SLIDE: Integrating Speech Language Model with LLM for Spontaneous Spoken Dialogue Generation
Haitian Lu, Gaofeng Cheng, Liuping Luo, Leying Zhang, Yanmin Qian, Pengyuan Zhang
TL;DR
SLIDE addresses the gap between semantic coherence and naturalism in spoken dialogue generation by leveraging an LLM to generate textual dialogue and a speech language model to vocalize it using phoneme level duration control. It introduces a two-tower transformer to predict written phoneme durations and conditions a dGSLM on spoken phoneme sequences, thereby preserving turn taking and paralinguistic cues such as laughter and backchannels. Evaluations on the Fisher dataset show significant improvements in semantic coherence, achieving a perplexity near ground truth while maintaining naturalistic turn taking. The work demonstrates a practical hybrid approach that marries textual semantics with speech unit realism for spontaneous dialogues.
Abstract
Recently, ``textless" speech language models (SLMs) based on speech units have made huge progress in generating naturalistic speech, including non-verbal vocalizations. However, the generated speech samples often lack semantic coherence. In this paper, we propose SLM and LLM Integration for spontaneous spoken Dialogue gEneration (SLIDE). Specifically, we first utilize an LLM to generate the textual content of spoken dialogue.

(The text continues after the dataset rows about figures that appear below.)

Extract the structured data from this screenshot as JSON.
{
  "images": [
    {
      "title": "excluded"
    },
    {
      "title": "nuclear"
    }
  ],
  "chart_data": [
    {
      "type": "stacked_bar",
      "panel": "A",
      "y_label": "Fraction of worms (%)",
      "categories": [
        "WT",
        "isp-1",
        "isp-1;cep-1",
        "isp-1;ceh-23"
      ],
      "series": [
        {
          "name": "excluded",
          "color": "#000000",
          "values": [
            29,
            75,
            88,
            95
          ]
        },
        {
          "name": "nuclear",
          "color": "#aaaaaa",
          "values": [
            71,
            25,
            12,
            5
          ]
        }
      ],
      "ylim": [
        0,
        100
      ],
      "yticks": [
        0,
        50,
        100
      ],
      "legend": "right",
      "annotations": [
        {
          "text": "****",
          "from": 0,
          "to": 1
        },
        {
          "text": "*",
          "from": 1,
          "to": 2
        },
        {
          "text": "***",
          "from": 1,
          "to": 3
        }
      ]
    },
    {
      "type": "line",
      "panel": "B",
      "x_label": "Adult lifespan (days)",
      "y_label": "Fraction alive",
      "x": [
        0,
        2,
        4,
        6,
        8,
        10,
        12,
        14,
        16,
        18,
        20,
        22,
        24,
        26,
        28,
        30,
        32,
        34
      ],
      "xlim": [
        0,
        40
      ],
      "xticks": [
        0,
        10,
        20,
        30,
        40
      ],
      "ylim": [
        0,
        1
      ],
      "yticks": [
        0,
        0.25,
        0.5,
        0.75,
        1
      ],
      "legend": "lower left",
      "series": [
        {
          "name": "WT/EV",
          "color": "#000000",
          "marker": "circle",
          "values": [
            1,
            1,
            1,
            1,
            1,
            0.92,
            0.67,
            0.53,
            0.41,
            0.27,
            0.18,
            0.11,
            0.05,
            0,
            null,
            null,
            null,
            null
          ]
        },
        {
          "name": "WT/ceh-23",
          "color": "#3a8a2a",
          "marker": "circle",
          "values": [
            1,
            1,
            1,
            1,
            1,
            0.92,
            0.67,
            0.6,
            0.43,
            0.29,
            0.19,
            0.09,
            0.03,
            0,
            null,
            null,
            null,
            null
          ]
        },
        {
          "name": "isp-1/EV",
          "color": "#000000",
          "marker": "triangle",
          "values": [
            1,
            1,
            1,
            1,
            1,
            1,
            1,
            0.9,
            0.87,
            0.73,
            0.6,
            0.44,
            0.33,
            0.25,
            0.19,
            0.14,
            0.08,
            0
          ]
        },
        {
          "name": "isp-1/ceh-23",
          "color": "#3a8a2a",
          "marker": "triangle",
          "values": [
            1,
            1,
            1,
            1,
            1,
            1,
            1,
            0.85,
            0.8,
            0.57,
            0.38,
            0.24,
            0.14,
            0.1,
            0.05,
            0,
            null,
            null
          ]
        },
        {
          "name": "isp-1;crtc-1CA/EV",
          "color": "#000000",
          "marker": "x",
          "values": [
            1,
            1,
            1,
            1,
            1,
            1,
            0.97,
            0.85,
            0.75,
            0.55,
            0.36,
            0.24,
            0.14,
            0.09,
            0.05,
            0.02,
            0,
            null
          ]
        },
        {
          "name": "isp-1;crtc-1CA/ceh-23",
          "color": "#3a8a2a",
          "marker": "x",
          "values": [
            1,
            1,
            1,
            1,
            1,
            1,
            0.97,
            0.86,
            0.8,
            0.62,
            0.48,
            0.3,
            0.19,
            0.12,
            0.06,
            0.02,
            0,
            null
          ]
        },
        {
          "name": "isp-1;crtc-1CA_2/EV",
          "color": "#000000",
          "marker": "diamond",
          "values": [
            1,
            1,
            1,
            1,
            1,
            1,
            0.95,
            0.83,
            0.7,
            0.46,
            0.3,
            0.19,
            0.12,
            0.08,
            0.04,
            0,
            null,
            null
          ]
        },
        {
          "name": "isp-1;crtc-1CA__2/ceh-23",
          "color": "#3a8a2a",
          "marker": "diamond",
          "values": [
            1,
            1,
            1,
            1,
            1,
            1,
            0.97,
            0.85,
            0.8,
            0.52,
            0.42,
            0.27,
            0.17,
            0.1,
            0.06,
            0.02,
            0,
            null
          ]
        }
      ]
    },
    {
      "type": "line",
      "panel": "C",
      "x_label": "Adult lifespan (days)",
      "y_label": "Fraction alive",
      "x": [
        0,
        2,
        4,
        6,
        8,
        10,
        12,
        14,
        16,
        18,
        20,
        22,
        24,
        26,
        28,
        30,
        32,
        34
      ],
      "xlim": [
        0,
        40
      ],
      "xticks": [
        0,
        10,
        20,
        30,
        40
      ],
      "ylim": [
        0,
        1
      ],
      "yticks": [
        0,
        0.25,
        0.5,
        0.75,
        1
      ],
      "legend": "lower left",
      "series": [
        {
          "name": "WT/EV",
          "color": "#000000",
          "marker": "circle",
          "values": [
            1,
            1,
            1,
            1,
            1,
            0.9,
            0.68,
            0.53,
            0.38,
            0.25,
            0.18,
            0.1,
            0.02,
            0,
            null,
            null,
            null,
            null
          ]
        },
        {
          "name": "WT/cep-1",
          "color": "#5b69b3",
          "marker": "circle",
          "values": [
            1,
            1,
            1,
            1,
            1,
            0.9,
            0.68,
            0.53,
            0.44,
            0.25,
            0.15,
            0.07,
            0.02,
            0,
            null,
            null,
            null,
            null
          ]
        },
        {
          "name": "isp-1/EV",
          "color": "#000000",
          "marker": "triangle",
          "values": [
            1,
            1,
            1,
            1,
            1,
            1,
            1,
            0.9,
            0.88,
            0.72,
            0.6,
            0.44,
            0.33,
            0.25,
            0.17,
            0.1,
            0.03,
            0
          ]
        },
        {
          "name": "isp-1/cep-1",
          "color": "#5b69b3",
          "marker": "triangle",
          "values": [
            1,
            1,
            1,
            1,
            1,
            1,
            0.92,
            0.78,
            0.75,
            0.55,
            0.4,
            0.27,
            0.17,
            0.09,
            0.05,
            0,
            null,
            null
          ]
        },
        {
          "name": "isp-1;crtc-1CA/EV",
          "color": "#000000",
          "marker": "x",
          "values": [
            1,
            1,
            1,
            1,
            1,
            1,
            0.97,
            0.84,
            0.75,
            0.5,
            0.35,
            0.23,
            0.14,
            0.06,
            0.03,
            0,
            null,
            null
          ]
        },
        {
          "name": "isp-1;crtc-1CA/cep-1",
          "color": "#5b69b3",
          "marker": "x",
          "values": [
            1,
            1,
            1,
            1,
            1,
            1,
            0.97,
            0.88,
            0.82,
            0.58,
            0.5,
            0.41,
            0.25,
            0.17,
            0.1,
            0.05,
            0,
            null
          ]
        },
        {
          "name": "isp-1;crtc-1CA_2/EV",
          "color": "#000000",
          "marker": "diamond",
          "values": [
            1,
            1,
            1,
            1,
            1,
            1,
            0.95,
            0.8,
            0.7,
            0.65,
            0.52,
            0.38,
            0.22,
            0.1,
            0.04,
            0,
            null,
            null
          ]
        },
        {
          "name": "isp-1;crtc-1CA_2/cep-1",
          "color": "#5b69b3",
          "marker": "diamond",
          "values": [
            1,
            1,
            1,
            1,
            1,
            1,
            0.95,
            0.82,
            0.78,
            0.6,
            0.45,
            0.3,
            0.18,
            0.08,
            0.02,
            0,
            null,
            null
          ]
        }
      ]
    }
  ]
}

Next, we convert the textual dialogues into phoneme sequences and use a two-tower transformer-based duration predictor to predict the duration of each phoneme. Finally, an SLM conditioned on the spoken phoneme sequences is used to vocalize the textual dialogue. Experimental results on the Fisher dataset demonstrate that our system can generate naturalistic spoken dialogue while maintaining high semantic coherence.